Demnach musste der Steuerpflichtige den Prozess unter verständiger Würdigung des Für und Wider - auch des Kostenrisikos - eingegangen sein. Demgemäß waren Zivilprozesskosten nicht unausweichlich, wenn die beabsichtigte Rechtsverfolgung oder Rechtsverteidigung aus Sicht eines verständigen Dritten keine hinreichende Aussicht auf Erfolg bot. Eine nur entfernte, gewisse Erfolgsaussicht reichte nicht aus, um die Zivilprozesskosten als unausweichlich und damit als zwangsläufig ansehen zu können. Der Erfolg musste mindestens ebenso wahrscheinlich sein wie ein Misserfolg.

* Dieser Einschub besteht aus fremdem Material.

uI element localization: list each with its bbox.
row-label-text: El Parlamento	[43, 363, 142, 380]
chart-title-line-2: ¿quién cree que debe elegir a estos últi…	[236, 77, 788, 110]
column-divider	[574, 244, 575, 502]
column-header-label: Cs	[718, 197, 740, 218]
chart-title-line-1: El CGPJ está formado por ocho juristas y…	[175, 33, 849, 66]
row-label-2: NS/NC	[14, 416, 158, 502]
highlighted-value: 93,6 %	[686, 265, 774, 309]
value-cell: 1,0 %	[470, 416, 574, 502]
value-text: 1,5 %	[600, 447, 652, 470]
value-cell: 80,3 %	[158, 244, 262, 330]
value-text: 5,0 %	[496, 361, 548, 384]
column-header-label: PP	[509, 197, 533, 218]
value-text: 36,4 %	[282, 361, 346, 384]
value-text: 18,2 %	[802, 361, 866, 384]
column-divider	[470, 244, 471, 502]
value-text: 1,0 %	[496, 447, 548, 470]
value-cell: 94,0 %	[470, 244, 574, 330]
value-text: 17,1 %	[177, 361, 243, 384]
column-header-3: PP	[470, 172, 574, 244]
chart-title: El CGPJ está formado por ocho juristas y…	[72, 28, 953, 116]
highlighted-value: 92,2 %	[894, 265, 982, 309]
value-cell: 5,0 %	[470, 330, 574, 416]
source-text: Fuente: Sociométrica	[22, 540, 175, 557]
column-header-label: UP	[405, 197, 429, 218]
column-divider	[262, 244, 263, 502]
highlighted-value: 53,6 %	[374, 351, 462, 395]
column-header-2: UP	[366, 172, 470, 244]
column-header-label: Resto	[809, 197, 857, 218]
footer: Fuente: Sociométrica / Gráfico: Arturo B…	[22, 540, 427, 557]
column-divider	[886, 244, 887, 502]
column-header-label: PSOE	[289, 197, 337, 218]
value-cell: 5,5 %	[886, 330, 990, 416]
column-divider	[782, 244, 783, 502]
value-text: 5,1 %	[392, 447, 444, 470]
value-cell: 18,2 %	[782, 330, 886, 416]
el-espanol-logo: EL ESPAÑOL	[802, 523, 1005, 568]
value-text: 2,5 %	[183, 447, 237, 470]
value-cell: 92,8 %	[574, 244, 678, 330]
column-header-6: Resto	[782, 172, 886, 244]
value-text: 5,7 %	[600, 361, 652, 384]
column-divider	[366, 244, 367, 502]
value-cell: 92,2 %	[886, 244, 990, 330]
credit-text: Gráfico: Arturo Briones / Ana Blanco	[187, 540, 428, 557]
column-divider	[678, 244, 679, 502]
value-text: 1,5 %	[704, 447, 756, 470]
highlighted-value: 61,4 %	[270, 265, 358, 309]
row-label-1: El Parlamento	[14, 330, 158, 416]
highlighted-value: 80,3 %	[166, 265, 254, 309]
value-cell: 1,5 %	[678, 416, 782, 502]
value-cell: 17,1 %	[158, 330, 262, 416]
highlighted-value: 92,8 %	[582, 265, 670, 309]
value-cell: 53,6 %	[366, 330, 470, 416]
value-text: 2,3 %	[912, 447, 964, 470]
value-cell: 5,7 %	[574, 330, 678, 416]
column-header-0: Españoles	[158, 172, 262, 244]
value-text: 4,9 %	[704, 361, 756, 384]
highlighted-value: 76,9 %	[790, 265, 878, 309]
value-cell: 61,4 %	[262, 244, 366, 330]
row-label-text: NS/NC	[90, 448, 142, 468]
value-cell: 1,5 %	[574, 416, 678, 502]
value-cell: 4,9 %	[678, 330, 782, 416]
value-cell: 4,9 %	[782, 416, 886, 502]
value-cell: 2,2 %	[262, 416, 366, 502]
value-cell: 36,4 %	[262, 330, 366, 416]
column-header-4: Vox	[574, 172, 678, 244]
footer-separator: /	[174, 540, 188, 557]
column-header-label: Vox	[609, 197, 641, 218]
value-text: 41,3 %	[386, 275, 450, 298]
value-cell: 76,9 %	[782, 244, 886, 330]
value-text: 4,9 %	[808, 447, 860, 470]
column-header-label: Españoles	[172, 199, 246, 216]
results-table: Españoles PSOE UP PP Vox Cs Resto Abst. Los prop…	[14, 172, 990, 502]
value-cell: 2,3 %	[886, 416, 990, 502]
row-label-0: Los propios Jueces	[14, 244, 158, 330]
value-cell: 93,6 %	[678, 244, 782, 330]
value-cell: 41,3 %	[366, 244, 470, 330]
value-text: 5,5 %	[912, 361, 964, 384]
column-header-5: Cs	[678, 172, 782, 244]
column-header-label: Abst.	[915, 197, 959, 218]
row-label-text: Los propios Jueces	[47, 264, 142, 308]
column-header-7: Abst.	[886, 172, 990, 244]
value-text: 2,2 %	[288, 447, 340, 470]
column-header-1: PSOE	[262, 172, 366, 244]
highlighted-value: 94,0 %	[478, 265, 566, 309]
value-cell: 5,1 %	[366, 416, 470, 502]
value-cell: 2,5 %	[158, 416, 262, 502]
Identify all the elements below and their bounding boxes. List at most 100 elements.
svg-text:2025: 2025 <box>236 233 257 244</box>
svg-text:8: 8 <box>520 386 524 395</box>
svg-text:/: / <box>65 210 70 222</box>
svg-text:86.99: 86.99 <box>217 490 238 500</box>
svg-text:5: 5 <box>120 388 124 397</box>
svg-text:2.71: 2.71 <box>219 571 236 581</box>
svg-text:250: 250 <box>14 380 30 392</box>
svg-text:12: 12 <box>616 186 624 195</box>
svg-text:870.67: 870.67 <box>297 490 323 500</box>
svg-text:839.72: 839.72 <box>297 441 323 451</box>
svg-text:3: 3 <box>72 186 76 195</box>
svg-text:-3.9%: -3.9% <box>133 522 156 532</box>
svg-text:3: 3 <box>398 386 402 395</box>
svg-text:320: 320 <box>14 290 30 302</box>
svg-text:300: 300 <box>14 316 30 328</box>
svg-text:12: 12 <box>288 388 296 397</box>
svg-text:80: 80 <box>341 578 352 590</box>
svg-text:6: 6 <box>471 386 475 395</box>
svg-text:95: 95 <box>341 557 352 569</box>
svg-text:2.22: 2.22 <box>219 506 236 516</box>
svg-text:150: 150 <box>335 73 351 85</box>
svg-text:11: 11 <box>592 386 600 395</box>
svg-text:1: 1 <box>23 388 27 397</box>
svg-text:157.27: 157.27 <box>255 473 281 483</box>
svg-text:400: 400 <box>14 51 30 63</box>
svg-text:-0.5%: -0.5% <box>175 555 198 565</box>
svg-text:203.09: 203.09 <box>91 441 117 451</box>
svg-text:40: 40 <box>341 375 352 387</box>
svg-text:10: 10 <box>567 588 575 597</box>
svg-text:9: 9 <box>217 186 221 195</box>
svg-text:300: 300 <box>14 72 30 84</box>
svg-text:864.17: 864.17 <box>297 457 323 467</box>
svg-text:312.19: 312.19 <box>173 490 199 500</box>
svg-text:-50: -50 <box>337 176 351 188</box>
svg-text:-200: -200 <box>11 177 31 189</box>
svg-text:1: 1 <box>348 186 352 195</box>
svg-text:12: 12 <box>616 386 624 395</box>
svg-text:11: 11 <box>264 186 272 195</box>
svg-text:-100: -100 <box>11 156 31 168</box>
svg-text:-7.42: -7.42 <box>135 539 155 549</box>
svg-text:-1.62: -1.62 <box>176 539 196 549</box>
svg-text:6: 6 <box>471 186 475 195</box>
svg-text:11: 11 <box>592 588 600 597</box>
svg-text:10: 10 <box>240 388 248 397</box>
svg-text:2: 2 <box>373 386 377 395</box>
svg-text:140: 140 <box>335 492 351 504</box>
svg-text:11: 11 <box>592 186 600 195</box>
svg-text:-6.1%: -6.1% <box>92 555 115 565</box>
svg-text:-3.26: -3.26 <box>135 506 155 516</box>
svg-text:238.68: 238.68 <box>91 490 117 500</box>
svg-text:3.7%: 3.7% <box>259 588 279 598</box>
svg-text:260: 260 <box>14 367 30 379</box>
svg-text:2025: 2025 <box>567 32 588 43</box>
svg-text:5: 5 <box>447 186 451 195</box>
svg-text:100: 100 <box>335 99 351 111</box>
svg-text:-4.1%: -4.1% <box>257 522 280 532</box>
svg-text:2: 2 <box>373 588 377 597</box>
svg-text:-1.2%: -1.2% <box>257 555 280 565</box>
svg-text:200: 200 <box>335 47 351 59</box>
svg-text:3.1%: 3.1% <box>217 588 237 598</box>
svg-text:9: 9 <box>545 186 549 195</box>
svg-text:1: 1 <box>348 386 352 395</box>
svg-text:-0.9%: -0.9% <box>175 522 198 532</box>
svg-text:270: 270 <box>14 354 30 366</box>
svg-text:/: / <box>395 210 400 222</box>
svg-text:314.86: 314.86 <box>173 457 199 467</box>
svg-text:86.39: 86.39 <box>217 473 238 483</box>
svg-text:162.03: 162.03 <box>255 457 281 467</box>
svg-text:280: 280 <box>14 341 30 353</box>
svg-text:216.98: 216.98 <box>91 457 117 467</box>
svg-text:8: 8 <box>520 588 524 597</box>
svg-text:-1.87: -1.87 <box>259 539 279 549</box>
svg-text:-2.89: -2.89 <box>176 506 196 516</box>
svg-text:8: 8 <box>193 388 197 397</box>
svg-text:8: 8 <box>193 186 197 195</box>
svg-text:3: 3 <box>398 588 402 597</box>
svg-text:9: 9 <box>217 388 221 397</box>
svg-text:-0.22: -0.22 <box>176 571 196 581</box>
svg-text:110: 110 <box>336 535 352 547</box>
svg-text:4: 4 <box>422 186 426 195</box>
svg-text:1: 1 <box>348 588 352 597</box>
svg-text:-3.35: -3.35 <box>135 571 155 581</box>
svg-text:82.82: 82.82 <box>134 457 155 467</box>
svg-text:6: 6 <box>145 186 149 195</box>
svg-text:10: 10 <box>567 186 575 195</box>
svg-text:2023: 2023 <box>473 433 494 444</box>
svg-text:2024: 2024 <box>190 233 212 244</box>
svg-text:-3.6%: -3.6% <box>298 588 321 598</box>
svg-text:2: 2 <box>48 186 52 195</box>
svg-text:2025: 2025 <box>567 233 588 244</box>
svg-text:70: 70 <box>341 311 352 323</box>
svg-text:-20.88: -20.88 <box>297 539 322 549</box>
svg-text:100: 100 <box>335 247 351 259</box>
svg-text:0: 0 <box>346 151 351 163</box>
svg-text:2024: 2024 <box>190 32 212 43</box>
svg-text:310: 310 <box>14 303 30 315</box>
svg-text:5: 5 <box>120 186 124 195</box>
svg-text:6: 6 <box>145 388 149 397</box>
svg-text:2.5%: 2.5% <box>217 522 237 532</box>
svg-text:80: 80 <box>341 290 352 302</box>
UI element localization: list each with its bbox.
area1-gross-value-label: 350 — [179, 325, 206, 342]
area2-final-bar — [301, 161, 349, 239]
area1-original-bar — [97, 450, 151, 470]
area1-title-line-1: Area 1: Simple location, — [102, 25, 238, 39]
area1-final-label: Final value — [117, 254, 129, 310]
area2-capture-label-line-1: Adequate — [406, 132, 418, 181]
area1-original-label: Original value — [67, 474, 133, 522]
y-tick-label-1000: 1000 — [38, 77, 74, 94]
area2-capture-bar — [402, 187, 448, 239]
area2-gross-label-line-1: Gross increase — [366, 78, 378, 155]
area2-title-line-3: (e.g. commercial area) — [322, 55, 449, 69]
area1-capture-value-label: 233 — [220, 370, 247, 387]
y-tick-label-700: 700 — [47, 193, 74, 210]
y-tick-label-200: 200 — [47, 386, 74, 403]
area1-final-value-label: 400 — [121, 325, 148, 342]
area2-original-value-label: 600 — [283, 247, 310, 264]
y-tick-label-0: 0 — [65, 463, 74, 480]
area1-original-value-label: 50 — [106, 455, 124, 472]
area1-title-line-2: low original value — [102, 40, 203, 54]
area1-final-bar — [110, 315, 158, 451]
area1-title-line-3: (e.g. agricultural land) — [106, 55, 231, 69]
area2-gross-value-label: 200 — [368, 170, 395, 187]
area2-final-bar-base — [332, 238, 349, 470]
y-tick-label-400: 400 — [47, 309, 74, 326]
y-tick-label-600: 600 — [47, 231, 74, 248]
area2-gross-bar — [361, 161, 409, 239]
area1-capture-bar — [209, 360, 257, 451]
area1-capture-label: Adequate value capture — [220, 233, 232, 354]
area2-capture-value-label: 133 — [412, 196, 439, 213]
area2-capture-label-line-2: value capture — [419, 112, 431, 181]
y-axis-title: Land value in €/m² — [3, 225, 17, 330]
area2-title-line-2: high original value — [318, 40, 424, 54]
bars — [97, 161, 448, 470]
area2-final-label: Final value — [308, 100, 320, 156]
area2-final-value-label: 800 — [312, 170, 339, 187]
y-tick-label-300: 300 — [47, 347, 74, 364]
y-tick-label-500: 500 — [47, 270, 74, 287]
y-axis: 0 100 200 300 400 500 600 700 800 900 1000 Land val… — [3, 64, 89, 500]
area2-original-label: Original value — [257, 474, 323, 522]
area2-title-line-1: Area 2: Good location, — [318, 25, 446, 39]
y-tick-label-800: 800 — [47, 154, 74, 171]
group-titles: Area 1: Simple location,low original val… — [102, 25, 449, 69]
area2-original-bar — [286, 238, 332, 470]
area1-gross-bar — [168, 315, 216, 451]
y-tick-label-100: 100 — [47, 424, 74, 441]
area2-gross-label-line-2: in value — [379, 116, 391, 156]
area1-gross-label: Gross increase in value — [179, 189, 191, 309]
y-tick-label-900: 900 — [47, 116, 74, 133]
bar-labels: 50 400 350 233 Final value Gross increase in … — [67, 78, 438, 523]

Infolgedessen waren die für 2010 geltend gemachten Prozesskosten der Klägerin als außergewöhnliche Belastungen abzuziehen. Die Aufwendungen waren ihr zwangsläufig entstanden. Der Rechtsstreit hatte den Eingang in die erste Instanz nicht auf Betreiben der Klägerin gefunden, schließlich hatte E. geklagt. Hierauf hat die Klägerin von ihrem Recht Gebrauch gemacht, Widerklage zu erheben Im Hinblick darauf, dass für das gemeinsame Haus hinsichtlich Nutzung und Eigentum eine Gesamtlösung gefunden werden musste, hatte sie nicht mutwillig Widerklage erhoben. Nach summarischer Prüfung konnte nicht davon ausgegangen werden, dass sich die Klägerin nach Abschluss des erstinstanzlichen Verfahrens mutwillig oder leichtfertig auf das Berufungsverfahren eingelassen hatte. Vielmehr bestand durchaus eine hinreichende Erfolgsaussicht, die sich in dem vor dem OLG geschlossenen Prozessvergleich, mit dem u.a. die Nutzungsentschädigung für 2008 wieder zurückgenommen wurde, realisierte.

Im Hinblick auf die abweichende Auffassung der Finanzverwaltung und die zu der Rechtsfrage beim BFH anhängigen Revisionsverfahren (z.B. VI R 66/12, X R 34/12 und VI R 56/13) war die Revision zuzulassen.